D’ailleurs, il appartenait à la classe des industriels, des commerçants, et, comme tel, il souffrait de la morgue des fonctionnaires, des militaires, comme en souffrent tous les jeunes gens, qui, voués au négoce, adonnés aux affaires, n’ont aucune attache directe avec le gouvernement.

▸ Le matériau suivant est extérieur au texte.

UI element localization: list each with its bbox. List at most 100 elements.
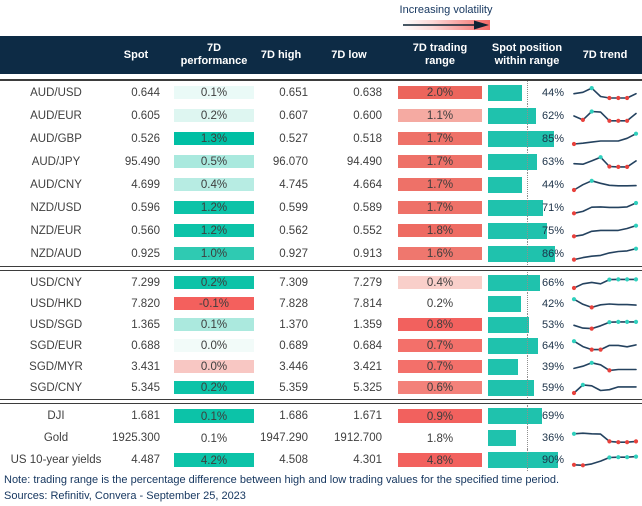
performance-value: 0.5% (200, 156, 228, 169)
spot-value: 0.644 (131, 86, 160, 99)
header-spot: Spot (123, 48, 149, 61)
trading-range-value: 1.8% (426, 225, 454, 238)
low-value: 0.684 (353, 339, 382, 352)
trading-range-value: 0.7% (426, 361, 454, 374)
header-7d-trading-range: 7D trading range (412, 42, 468, 67)
table-row: Gold 1925.300 0.1% 1947.290 1912.700 1.8% 36% (0, 427, 642, 449)
spot-position-cell: 39% (488, 356, 566, 377)
performance-value: 0.4% (200, 179, 228, 192)
performance-value: 1.2% (200, 225, 228, 238)
trading-range-value: 1.7% (426, 179, 454, 192)
section-divider (0, 399, 642, 404)
high-value: 0.689 (279, 339, 308, 352)
table-row: USD/HKD 7.820 -0.1% 7.828 7.814 0.2% 42% (0, 293, 642, 314)
midpoint-dotted-line (527, 150, 528, 173)
spot-position-cell: 90% (488, 449, 566, 471)
row-label: AUD/EUR (30, 109, 82, 122)
spot-position-bar (488, 153, 538, 170)
spot-value: 0.688 (131, 339, 160, 352)
trend-sparkline (570, 378, 640, 398)
spot-position-bar (488, 358, 519, 375)
section-divider (0, 266, 642, 271)
spot-value: 95.490 (124, 155, 160, 168)
performance-value: 0.1% (200, 432, 228, 445)
spot-value: 3.431 (131, 360, 160, 373)
low-value: 94.490 (346, 155, 382, 168)
trend-sparkline (570, 198, 640, 218)
header-blank (0, 36, 112, 74)
performance-cell: 4.2% (174, 453, 254, 467)
trading-range-value: 0.4% (426, 277, 454, 290)
high-value: 1.370 (279, 318, 308, 331)
row-label: NZD/AUD (30, 247, 82, 260)
spot-position-bar (488, 222, 547, 239)
spot-position-bar (488, 408, 542, 424)
sources-line: Sources: Refinitiv, Convera - September … (4, 490, 246, 502)
performance-cell: 0.4% (174, 177, 254, 192)
low-value: 5.325 (353, 381, 382, 394)
trading-range-value: 1.8% (426, 432, 454, 445)
performance-cell: 0.1% (174, 431, 254, 445)
volatility-legend-label: Increasing volatility (399, 4, 493, 16)
row-label: SGD/MYR (29, 360, 83, 373)
spot-position-bar (488, 379, 534, 396)
trading-range-cell: 0.8% (398, 317, 482, 332)
high-value: 0.607 (279, 109, 308, 122)
spot-value: 1.681 (131, 410, 160, 422)
midpoint-dotted-line (527, 314, 528, 335)
trading-range-cell: 0.4% (398, 275, 482, 290)
low-value: 1.671 (353, 410, 382, 422)
high-value: 1.686 (279, 410, 308, 422)
low-value: 0.638 (353, 86, 382, 99)
table-section-1: USD/CNY 7.299 0.2% 7.309 7.279 0.4% 66% USD/HKD… (0, 272, 642, 398)
footnote: Note: trading range is the percentage di… (4, 474, 560, 486)
low-value: 4.301 (353, 454, 382, 466)
trading-range-cell: 4.8% (398, 453, 482, 467)
performance-value: 0.2% (200, 382, 228, 395)
spot-position-cell: 66% (488, 272, 566, 293)
header-spot-position: Spot position within range (491, 42, 563, 67)
trading-range-cell: 2.0% (398, 85, 482, 100)
spot-position-cell: 75% (488, 219, 566, 242)
row-label: SGD/CNY (29, 381, 83, 394)
spot-position-percent: 53% (541, 318, 564, 331)
performance-value: 1.3% (200, 133, 228, 146)
table-row: SGD/MYR 3.431 0.0% 3.446 3.421 0.7% 39% (0, 356, 642, 377)
header-7d-performance: 7D performance (180, 42, 248, 67)
midpoint-dotted-line (527, 335, 528, 356)
table-row: DJI 1.681 0.1% 1.686 1.671 0.9% 69% (0, 405, 642, 427)
header-7d-high: 7D high (260, 48, 302, 61)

Quel dommage que M. Jean Keller, au lieu de ne l’être qu’à moitié, ne fût pas tout entier Français ! Que voulez-vous ? Je dis ce que je pense, ce qui me vient, sans le raisonner, comme je le sens. Si je ne suis pas porté pour les Allemands, c’est que je les ai vus de près pendant mes garnisons sur la frontière. Dans les hautes classes, même quand ils sont polis, comme on doit l’être avec tout le monde, leur naturel hautain perce toujours. Je ne nie pas leurs qualités, mais les Français en ont d’autres. Et ce n’est pas ce voyage en Allemagne qui m’aura fait changer d’opinion.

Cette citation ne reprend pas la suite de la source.